Avec la troisième sœur, Donatella, nous quittons la catégorie bed & breakfast à proprement parler pour passer à celle de l’agriturismo, littéralement tourisme vert, l’équivalent, plus ou moins, de notre gîte rural. Il s’agit pourtant du même principe : on loue une chambre, un appartement, voire une dépendance toute entière au sein d’une propriété habitée par les maîtres de maison. La différence, c’est que ces habitations sont situées la plupart du temps loin des villes, dans des sites naturels privilégiés, qui servent de point de départ pour découvrir les produits du terroir et les spécialités gastronomiques de la région. L’agriturismo de Donatella se trouve à Campofelice di Roccella, à quinze kilomètres de Cefalù et à soixante de Palerme. Dans un paysage tout en collines, avec la mer en toile de fond, cette belle demeure de campagne du XIXe siècle est littéralement noyée dans le vert : le vert argenté des oliviers, mais aussi le vert plus sombre des pins de Méditerranée, le vert clair des eucalyptus et le vert éclatant des citronniers. Les oiseaux ne s’y trompent pas et viennent nicher en nombre, faisant du lieu un véritable paradis pour les adeptes du birdwatching. La mer n’est qu’à trois kilomètres, mais la piscine est là pour se rafraîchir lorsque la chaleur estivale fait grimper le mercure.

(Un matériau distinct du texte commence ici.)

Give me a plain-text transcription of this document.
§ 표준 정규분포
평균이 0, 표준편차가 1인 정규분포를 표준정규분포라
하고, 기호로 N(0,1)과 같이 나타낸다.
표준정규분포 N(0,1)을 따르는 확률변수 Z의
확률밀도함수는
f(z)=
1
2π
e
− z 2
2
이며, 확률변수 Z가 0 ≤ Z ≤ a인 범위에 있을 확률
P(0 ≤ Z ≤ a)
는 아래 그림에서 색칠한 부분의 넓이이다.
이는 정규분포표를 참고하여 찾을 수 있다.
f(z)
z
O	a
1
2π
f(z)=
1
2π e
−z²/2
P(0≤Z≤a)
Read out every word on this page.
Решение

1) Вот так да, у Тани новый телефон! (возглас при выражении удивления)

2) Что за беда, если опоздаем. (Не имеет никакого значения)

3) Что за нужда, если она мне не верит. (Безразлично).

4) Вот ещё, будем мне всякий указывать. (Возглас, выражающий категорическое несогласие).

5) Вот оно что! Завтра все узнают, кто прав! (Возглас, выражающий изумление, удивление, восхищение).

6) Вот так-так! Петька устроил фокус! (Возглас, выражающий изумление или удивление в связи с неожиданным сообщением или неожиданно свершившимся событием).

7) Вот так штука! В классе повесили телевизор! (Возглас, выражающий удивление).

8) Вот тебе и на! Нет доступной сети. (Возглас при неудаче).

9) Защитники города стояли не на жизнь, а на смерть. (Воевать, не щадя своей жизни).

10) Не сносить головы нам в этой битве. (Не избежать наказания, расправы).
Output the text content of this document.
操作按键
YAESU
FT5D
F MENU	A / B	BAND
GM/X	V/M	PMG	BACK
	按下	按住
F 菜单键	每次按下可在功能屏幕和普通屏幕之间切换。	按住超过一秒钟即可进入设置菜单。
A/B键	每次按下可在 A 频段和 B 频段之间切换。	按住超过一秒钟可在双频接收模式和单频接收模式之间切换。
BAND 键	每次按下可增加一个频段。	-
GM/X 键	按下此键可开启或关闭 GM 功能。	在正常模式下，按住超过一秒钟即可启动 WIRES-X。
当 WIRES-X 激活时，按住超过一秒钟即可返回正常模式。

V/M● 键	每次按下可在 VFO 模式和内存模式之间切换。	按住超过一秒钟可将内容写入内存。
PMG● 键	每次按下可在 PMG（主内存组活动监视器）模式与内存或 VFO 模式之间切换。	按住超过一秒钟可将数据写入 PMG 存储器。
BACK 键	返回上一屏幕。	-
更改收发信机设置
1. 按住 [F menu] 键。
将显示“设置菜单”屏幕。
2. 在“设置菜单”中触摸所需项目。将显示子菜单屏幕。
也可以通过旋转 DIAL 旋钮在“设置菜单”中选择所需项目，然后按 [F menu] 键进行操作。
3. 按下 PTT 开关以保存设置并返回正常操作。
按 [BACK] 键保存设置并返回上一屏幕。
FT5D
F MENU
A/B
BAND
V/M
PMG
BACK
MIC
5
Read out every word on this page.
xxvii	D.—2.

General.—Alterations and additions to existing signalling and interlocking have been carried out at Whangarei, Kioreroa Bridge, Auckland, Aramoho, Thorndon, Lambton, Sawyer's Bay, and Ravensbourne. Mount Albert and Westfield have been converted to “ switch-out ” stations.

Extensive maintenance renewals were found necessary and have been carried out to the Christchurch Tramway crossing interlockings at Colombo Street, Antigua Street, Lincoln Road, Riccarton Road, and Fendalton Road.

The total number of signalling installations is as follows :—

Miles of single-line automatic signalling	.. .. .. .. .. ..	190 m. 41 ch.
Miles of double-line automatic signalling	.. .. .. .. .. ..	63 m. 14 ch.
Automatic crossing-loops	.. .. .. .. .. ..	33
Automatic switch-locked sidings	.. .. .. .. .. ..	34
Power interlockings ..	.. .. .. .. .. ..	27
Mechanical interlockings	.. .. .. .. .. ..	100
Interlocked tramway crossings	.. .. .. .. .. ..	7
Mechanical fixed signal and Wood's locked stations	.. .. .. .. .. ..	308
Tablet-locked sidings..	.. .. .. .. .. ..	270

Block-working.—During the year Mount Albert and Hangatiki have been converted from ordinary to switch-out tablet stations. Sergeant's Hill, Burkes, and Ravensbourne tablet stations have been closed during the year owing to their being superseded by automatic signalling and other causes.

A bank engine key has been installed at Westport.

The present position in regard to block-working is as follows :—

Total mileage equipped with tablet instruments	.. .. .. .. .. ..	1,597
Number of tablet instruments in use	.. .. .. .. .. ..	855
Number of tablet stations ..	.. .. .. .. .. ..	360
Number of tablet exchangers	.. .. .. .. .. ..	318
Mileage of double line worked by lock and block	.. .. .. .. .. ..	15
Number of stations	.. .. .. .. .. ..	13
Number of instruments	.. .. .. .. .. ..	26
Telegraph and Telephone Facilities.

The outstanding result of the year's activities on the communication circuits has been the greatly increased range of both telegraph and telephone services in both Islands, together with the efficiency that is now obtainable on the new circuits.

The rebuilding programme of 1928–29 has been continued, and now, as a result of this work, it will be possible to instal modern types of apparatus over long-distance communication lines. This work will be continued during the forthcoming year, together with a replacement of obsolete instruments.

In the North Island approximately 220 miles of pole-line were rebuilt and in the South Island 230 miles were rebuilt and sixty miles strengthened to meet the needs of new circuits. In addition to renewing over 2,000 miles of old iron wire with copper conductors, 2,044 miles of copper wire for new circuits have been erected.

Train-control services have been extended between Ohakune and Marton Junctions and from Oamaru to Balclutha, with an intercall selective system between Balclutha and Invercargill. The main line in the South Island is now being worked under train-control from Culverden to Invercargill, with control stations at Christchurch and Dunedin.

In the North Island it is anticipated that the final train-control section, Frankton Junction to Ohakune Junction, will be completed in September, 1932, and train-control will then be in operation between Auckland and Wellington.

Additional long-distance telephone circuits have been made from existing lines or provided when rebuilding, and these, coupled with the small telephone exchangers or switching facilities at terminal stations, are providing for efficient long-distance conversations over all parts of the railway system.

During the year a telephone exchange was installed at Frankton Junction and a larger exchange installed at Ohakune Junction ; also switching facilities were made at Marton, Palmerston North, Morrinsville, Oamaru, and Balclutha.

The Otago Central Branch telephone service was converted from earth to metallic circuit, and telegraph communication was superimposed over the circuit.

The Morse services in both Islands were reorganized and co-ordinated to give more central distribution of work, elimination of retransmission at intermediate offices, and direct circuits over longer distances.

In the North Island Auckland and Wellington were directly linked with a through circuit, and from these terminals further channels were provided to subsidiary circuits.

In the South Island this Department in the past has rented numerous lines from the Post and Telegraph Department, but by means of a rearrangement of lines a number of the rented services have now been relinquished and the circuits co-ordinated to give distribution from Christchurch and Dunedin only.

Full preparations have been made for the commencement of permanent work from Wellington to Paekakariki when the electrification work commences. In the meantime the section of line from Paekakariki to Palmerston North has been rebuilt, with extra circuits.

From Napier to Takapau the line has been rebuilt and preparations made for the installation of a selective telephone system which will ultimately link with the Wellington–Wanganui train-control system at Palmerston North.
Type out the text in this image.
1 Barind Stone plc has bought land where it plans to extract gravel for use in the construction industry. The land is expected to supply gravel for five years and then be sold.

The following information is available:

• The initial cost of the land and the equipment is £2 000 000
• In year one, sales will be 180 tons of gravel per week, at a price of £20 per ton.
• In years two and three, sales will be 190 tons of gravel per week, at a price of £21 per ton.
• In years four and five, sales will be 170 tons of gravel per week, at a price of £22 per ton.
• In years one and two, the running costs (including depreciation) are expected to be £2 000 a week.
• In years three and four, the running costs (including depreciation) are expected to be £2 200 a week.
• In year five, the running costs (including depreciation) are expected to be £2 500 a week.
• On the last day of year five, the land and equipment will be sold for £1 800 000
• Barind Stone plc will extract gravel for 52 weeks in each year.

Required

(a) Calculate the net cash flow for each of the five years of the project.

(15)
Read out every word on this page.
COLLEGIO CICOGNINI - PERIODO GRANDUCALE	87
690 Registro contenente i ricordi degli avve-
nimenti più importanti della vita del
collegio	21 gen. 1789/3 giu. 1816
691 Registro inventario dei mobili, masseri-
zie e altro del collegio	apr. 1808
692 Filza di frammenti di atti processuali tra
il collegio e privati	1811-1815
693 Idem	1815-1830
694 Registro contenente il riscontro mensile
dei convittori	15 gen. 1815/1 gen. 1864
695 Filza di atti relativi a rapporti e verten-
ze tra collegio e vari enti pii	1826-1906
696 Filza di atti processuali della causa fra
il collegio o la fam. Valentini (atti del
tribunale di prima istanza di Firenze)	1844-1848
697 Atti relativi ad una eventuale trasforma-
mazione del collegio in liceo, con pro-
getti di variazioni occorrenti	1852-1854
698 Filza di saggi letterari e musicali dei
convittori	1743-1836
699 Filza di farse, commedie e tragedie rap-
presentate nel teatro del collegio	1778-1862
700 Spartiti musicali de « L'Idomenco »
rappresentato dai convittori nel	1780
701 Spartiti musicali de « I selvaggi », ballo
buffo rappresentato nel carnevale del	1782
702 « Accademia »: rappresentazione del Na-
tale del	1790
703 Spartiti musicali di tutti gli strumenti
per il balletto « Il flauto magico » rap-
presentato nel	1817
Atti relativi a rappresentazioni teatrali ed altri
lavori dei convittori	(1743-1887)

Donatella produit elle-même son huile d’olive, bio bien entendu, comme du reste tous les fruits et légumes qu’elle cultive dans son jardin et qu’elle propose à ses hôtes en demi-pension ou pension complète.

Outre une magnifique glycine grimpant le long de leurs maisons (d’où le nom de leur association), les trois sœurs ont assurément en commun le goût des belles choses et savent créer une atmosphère à la fois chaleureuse et raffinée, et l’intérieur de Donatella ne déroge pas à la règle. Leurs trois maisons ont une âme qu’aucun hôtel ne saurait apporter à leurs clients.